Nice performance shot that captures the movement, vibrancy, and energy of the musicians, as well as a little of their quirkiness (the badly abused baby doll is creepy but attention-capturing). Well caught
This scene is fascinating and more than a little bit creepy. I won't speculate as to what the creators of it had in mind. The possibilities could vary wildly. I like that you made sure several of the posts extended above the lake's horizon line, and that you kept the formation on the left, allowing their shadows to extend the fulll width of the image. Interesting and vaguely disturbing.
The purple water lilies were enough to entertain the eye with the beautiful Monet-like reflections in the rippling pond. But we also get a delightful and enormous frog in elaborate detail. What good fortune, and nice capture.
Just a robin is plenty. It is notable that your robin looks very unlike the robins that live in the US. Only the coloring seems similar. But it's a pretty bird, and you've caught it in perfect profile against a lovely blurred background.
It's a great illustration of the joy of making music together.
Nuff said.
Your title puzzles me a bit (could be due to Australian idiom).
A "mosh pit", in my understanding, is the area where the audience is most actively enjoying the show (sometimes VERY actively, with jumping and body-slamming into eachother and with waves of motion and stagediving or crowd surfing etc.)
For the musicians themselves, I would call their energetic behaviour "jamming".
I like the shot: good balance between main subject and context.
At first I felt like it was a bit too centered, but actually it is not because the more busy scene above is nicely counterpointed by the clear calm water below.
And the heron is walking a plank with room for him to move further left. The mind's eye already sees him doing just that.
Feels like pan flute upside down jammed into the sand.
It could be my perception, but your horizon feels like it is leaning slightly (left lower than right). Sometimes hard to judge correctly when there is land on one side on the far horizon.

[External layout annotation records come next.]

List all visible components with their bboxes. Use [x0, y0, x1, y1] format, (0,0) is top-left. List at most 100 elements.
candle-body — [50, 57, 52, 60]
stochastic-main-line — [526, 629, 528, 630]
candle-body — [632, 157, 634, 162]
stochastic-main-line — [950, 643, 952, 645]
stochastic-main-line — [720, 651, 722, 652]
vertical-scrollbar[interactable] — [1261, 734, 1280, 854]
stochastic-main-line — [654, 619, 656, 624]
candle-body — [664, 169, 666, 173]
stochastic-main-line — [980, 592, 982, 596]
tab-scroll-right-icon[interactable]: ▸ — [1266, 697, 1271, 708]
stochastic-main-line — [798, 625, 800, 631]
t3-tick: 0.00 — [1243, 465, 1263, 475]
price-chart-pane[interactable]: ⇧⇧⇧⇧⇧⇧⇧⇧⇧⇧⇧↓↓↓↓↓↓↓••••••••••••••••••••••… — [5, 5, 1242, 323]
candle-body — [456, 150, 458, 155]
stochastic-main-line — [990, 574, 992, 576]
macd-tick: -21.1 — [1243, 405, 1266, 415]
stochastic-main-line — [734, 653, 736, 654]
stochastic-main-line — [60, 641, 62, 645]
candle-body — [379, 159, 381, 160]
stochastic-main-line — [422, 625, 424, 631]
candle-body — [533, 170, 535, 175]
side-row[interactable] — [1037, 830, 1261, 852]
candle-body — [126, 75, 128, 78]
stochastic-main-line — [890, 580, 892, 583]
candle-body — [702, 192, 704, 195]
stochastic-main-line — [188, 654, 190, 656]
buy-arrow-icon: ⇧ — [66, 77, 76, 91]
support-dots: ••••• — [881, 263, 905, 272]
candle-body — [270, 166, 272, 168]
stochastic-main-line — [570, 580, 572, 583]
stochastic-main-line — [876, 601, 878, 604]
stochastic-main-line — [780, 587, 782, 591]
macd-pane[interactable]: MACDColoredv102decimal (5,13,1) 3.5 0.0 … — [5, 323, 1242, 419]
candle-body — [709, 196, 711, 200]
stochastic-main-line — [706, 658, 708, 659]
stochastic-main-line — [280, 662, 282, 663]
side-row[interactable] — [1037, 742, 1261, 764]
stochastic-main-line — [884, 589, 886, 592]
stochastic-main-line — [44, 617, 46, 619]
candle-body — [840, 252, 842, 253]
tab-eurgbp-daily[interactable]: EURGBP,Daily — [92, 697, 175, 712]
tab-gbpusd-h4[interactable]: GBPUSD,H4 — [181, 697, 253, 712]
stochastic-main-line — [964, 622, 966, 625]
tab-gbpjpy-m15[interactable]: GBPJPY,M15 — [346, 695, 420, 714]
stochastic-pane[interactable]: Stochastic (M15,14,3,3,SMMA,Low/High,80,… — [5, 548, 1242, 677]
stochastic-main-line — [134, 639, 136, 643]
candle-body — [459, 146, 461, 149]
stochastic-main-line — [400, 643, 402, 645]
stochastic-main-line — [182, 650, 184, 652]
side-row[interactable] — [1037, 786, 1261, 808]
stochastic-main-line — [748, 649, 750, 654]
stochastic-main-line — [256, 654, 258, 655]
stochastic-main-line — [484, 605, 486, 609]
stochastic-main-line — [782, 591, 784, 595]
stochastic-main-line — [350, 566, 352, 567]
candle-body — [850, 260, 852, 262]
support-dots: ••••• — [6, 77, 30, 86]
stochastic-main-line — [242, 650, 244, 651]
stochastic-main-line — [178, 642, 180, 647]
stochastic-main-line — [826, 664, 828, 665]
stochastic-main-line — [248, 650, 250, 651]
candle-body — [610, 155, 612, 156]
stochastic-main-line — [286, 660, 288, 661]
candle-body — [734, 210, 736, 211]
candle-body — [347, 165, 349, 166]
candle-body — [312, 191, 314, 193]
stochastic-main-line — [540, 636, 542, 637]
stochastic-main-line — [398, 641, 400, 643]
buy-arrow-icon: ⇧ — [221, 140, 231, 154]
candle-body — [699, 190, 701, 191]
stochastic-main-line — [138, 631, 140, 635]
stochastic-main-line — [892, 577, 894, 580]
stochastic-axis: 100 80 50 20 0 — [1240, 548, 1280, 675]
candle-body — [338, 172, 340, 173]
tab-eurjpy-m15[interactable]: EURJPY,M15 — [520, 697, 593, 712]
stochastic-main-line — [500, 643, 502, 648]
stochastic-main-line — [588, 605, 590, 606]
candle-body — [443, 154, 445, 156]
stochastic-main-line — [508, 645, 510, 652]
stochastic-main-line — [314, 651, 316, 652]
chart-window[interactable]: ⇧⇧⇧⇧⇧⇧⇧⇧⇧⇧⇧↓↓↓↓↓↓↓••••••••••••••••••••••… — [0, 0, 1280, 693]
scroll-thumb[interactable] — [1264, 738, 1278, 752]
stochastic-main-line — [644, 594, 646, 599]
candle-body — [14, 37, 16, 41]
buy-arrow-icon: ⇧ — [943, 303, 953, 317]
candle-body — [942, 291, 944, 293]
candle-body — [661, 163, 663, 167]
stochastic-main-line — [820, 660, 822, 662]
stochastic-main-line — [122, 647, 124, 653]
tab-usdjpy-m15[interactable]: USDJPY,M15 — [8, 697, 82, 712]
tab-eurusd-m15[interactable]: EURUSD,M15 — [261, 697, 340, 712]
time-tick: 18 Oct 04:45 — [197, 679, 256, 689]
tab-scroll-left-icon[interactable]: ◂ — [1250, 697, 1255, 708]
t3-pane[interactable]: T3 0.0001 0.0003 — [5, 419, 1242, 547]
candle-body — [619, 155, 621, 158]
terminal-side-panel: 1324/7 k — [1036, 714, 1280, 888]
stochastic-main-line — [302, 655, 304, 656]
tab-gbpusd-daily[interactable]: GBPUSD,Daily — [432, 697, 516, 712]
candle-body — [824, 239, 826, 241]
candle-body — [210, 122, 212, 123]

Stlll, it feels to me like a slight lean, maybe triggered by the desire to have the highest pole stand vertically.
Disney could be interested in this image. It feels like classic fairytale material.
What I like most is that the flowers are subjects that command attention first.
The camouflaged frog comes as a pleasant later discovery.
The shallow DOF allows for superimposing two subjects that would not work well together if both were clear and sharp.
The twig hanging upside down is fragile but can still compete with the bulky tree trunk behind it.
I think that this is a very clever presentation, in which the fact that we have centered symmetry, works wonderfully well.